Author: Capital Market Dispute Resolution
On February 17, 2023, the China Securities Regulatory Commission (CSRC) announced rules related to the registration-based stock issuance system, marking a full transition to the "registration-based" era, 33 years after the establishment of China's capital markets. In four years since President Xi's November 2018 announcement of the registration-based pilot reform of the Shanghai Stock Exchange's (SSE) STAR Market, more directly impactful on market participants than the construction and practice of the offering and trading system may be regulatory actions and dispute resolution. In these intervening years, we have witnessed a comprehensive revision of the Supreme People's Court's Judicial Interpretation of False Statements issued nearly 20 years ago, the integration of the bond markets with cross-market administrative enforcement and unified legal applicability, the establishment of a Chinese-style securities class action mechanism and the first "representative litigation", a decrease in the "shell" value of listed companies and the corresponding transfer of civil liability from issuers to intermediaries, and regulatory storms waged by the CSRC and the downfall of certain high-profile enterprises.
The full roll-out of the registration system is necessary for the maturity of the capital markets, accompanied by adhering to market discipline and solving problems in the market operation in accordance with the rule of law.

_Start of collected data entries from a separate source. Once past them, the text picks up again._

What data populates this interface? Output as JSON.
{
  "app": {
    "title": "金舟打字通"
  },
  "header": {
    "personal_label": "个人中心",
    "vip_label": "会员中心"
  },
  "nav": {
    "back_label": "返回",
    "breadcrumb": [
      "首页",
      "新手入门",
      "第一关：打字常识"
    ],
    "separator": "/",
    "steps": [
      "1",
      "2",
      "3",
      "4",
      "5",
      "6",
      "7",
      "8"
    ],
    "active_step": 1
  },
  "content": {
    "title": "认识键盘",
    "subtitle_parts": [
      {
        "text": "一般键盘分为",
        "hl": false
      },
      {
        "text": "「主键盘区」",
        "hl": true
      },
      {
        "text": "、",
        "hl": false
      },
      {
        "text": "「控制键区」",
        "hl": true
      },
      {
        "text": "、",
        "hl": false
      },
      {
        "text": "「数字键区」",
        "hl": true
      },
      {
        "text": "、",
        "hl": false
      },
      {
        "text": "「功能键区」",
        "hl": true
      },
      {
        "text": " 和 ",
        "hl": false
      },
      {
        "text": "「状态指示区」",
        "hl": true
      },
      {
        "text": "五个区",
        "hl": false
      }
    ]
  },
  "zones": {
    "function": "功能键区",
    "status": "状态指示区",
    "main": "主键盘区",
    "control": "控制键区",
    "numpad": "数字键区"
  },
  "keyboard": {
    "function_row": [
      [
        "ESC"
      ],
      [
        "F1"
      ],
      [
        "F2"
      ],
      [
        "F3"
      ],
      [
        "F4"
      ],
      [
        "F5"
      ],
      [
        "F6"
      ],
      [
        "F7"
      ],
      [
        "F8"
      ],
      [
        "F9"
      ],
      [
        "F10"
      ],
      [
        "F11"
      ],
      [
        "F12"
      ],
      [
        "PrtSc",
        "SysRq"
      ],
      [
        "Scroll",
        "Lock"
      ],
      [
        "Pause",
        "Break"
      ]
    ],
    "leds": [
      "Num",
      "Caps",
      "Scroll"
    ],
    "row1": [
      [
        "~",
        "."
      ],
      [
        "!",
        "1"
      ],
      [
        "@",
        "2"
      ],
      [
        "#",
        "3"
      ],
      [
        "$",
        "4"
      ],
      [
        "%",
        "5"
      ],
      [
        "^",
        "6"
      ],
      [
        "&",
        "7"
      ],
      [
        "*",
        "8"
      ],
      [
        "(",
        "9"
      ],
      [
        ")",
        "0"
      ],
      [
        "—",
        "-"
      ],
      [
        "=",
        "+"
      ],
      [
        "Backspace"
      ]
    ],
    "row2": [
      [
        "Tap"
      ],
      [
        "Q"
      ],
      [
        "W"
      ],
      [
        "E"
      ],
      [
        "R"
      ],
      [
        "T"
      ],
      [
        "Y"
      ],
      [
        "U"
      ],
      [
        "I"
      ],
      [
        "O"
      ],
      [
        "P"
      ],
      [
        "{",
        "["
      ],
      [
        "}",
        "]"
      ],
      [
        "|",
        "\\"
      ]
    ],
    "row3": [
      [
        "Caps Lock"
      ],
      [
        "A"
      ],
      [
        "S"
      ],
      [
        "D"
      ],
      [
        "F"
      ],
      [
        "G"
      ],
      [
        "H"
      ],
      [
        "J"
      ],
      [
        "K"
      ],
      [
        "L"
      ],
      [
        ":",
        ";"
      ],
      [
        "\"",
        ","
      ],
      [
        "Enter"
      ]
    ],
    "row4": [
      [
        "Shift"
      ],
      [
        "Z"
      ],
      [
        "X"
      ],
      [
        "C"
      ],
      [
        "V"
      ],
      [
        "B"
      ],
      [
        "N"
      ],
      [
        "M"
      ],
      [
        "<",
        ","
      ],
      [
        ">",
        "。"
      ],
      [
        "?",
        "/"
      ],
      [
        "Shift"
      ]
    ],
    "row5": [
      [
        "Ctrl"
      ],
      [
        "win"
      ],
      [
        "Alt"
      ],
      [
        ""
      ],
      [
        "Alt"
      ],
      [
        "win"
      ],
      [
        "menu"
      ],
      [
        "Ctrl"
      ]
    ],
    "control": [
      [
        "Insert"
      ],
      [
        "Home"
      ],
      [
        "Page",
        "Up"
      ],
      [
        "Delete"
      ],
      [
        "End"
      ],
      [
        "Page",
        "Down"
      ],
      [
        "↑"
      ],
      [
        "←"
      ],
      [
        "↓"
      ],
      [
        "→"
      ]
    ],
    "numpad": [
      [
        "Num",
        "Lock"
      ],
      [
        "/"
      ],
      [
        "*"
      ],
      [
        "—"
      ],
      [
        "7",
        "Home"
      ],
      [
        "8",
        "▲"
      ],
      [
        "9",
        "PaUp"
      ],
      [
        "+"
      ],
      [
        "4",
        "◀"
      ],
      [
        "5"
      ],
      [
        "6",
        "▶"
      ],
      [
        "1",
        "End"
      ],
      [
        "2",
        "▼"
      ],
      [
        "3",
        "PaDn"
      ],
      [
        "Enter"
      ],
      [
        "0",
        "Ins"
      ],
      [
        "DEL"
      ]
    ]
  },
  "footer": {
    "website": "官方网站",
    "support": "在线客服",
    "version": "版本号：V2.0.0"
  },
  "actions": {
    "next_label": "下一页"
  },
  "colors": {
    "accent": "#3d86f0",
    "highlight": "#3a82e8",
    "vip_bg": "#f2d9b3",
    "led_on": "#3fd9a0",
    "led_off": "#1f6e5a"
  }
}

If the various institutional regulations are the "bones" of China's capital markets, then the dispute resolution system which properly applies relevant regulations and resolving disputes among market participants are the "feathers" supporting the continuous and stable operation of the market.
Dispute resolution in capital markets typically reflects the game of market participants and the market's understanding of the rules. Therefore, it is of great significance to understand and predict the impact of the full implementation of the registration system on dispute resolution in China's capital markets.
"False statement" rules expected to become the main provisions for dispute resolution among China's capital market participants
The registration-based reform aims to return the power of decision-making back to the market and allow investors to judge the quality and value of issuers. Comprehensive, sufficient, and effective information disclosure is the foundation for ensuring investors' access to necessary information and making independent decisions. Therefore, the reform further establishes the disclosure-centered registration system framework.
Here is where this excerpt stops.